Después de completar su doctorado en química entró al seminario; Víctor se recibió y se fue a trabajar primero a Buenos Aires y luego a Bariloche y yo marché a EE.UU. a hacer mi doctorado. A mi regreso nos veíamos con frecuencia, de nuevo después del almuerzo, hasta que las obligaciones cada vez mayores de nuestros propios proyectos fueron distanciando los encuentros. Pero cada vez que nos juntábamos, y muy especialmente con la presencia de Víctor, sentíamos como si el tiempo no hubiera pasado.

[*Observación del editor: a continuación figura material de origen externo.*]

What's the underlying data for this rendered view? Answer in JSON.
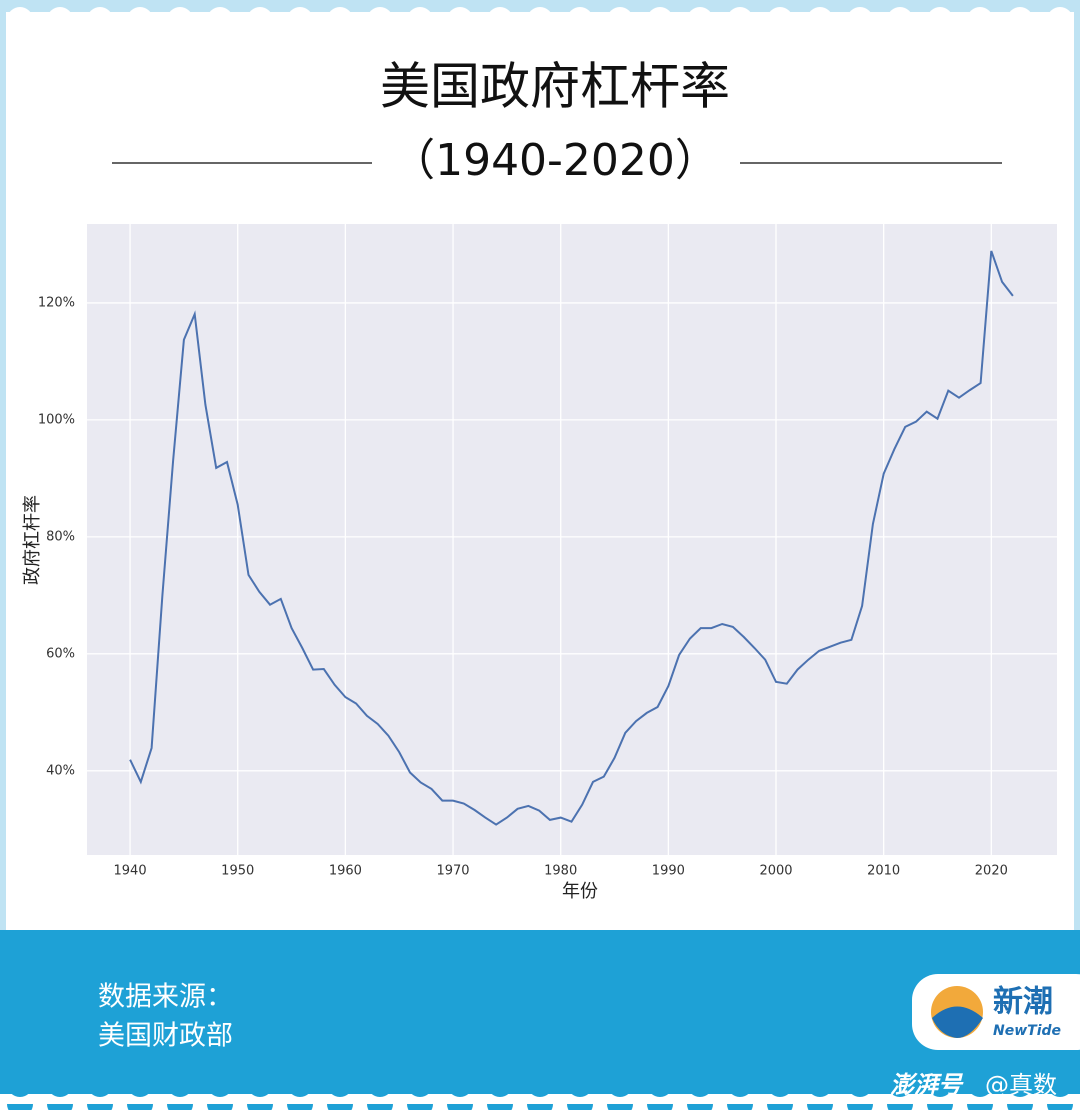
{
  "chart_data": {
    "type": "line",
    "title": "美国政府杠杆率",
    "subtitle": "（1940-2020）",
    "x_label": "年份",
    "y_label": "政府杠杆率",
    "x": [
      1940,
      1941,
      1942,
      1943,
      1944,
      1945,
      1946,
      1947,
      1948,
      1949,
      1950,
      1951,
      1952,
      1953,
      1954,
      1955,
      1956,
      1957,
      1958,
      1959,
      1960,
      1961,
      1962,
      1963,
      1964,
      1965,
      1966,
      1967,
      1968,
      1969,
      1970,
      1971,
      1972,
      1973,
      1974,
      1975,
      1976,
      1977,
      1978,
      1979,
      1980,
      1981,
      1982,
      1983,
      1984,
      1985,
      1986,
      1987,
      1988,
      1989,
      1990,
      1991,
      1992,
      1993,
      1994,
      1995,
      1996,
      1997,
      1998,
      1999,
      2000,
      2001,
      2002,
      2003,
      2004,
      2005,
      2006,
      2007,
      2008,
      2009,
      2010,
      2011,
      2012,
      2013,
      2014,
      2015,
      2016,
      2017,
      2018,
      2019,
      2020,
      2021,
      2022
    ],
    "series": [
      {
        "name": "政府杠杆率",
        "color": "#4c72b0",
        "values": [
          41.9,
          38.1,
          43.9,
          70,
          93,
          113.7,
          118.1,
          102.6,
          91.8,
          92.8,
          85.5,
          73.5,
          70.6,
          68.4,
          69.4,
          64.4,
          61,
          57.3,
          57.4,
          54.7,
          52.6,
          51.5,
          49.4,
          48,
          46,
          43.2,
          39.7,
          38,
          36.9,
          34.9,
          34.9,
          34.4,
          33.3,
          32,
          30.8,
          32,
          33.5,
          34,
          33.2,
          31.6,
          32,
          31.3,
          34.2,
          38.1,
          39,
          42.2,
          46.5,
          48.5,
          49.9,
          50.9,
          54.5,
          59.8,
          62.6,
          64.4,
          64.4,
          65.1,
          64.6,
          62.9,
          61,
          59,
          55.2,
          54.9,
          57.3,
          59,
          60.5,
          61.2,
          61.9,
          62.4,
          68.2,
          82.2,
          90.8,
          95,
          98.8,
          99.7,
          101.4,
          100.2,
          105,
          103.8,
          105.1,
          106.3,
          128.9,
          123.6,
          121.2
        ]
      }
    ],
    "xlim": [
      1936,
      2026.1
    ],
    "ylim": [
      25.6,
      133.5
    ],
    "xticks": [
      1940,
      1950,
      1960,
      1970,
      1980,
      1990,
      2000,
      2010,
      2020
    ],
    "yticks": [
      {
        "value": 40,
        "label": "40%"
      },
      {
        "value": 60,
        "label": "60%"
      },
      {
        "value": 80,
        "label": "80%"
      },
      {
        "value": 100,
        "label": "100%"
      },
      {
        "value": 120,
        "label": "120%"
      }
    ],
    "grid": true,
    "background": "#eaeaf2"
  },
  "footer": {
    "source_label": "数据来源：",
    "source": "美国财政部",
    "logo_cn": "新潮",
    "logo_en": "NewTide",
    "platform": "澎湃号",
    "account": "@真数"
  }
}
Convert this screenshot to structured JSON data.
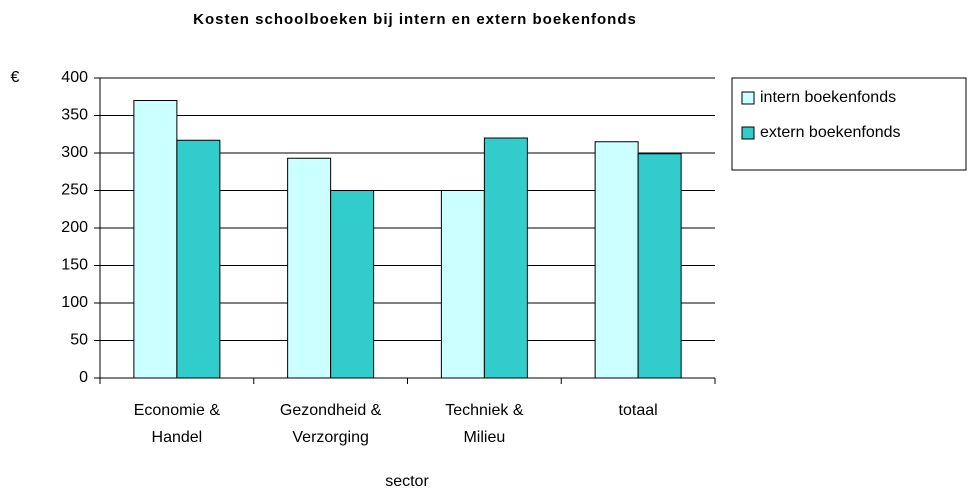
{
  "chart_data": {
    "type": "bar",
    "title": "Kosten schoolboeken bij intern en extern boekenfonds",
    "y_label": "€",
    "x_label": "sector",
    "categories": [
      [
        "Economie &",
        "Handel"
      ],
      [
        "Gezondheid &",
        "Verzorging"
      ],
      [
        "Techniek &",
        "Milieu"
      ],
      [
        "totaal"
      ]
    ],
    "series": [
      {
        "name": "intern boekenfonds",
        "color": "#ccffff",
        "values": [
          370,
          293,
          250,
          315
        ]
      },
      {
        "name": "extern boekenfonds",
        "color": "#33cccc",
        "values": [
          317,
          250,
          320,
          299
        ]
      }
    ],
    "ylim": [
      0,
      400
    ],
    "yticks": [
      0,
      50,
      100,
      150,
      200,
      250,
      300,
      350,
      400
    ],
    "grid": true,
    "legend": "right"
  }
}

Atilio era un sacerdote progresista y distinto, casi totalmente volcado a su batalla para que “aunque sea de a poco” haya menos pobres. Calificando severamente y sin tapujos la falta de solidaridad de los que tienen más y siempre mirando mucho más adelante que nosotros. Cada vez más convencido de su fe, en ese tema no hacía concesiones. Su esperanza sin límites y su amor volcado a los que menos tienen, era como un soplo de aliento fresco para nosotros dos que, sin renunciar a nuestras ideas, estábamos transitando, en distinto grado, un camino cercano a la heterodoxia. En ese punto, las discusiones eran interminables. Sólo hace tres meses me regaló un libro en el que según él, con la mecánica cuántica se podía demostrar la existencia de Dios. Mi respuesta fue la de siempre: “Atilio, la física cambia con el tiempo; vos y yo creemos en Dios porque tenemos fe, independientemente de lo que diga la ciencia, y además, para vos la palabra del Papa no se discute, no por obediencia, sino por tu fe en que él habla inspirado en el Espíritu Santo”. No todos tenemos la misma fortaleza para lograr ese grado de espiritualidad.

En su relación con creyentes y no creyentes por igual, las virtudes teologales eran su forma de vida y lo hacía de una forma que el otro ni siquiera se daba cuenta. Es que él era la encarnación viviente de su práctica permanente. Creo que nunca supo el bien que me hacía cada vez que conversábamos aunque sea un rato, muchas veces en el avión. Me daba el empujón que necesitaba para seguir caminando a pesar de las dudas y todas mis debilidades.

Hace poco, festejamos su octogésimo cumpleaños. Recuerdo que en el sermón nos dijo: “Tuve una trombosis, un infarto y un aneurisma. Esto es una señal de que Dios quiere que siga vivo. Ya no tomo más medicamentos. Él sabrá cuándo me tengo que ir”. Y por eso, teníamos claro que esperaba la muerte con alegría, como lo manifestó segundos antes de partir. Y Dios le dio el gusto, falleció antes de que los auxilios pudieran hacer algo.

Chau Atilio, juntos con Víctor, en algún momento recomenzaremos nuestras discusiones; vos siempre ocupado con Los Sin Techo y nosotros mirándote con admiración como lo hemos hecho hasta ahora.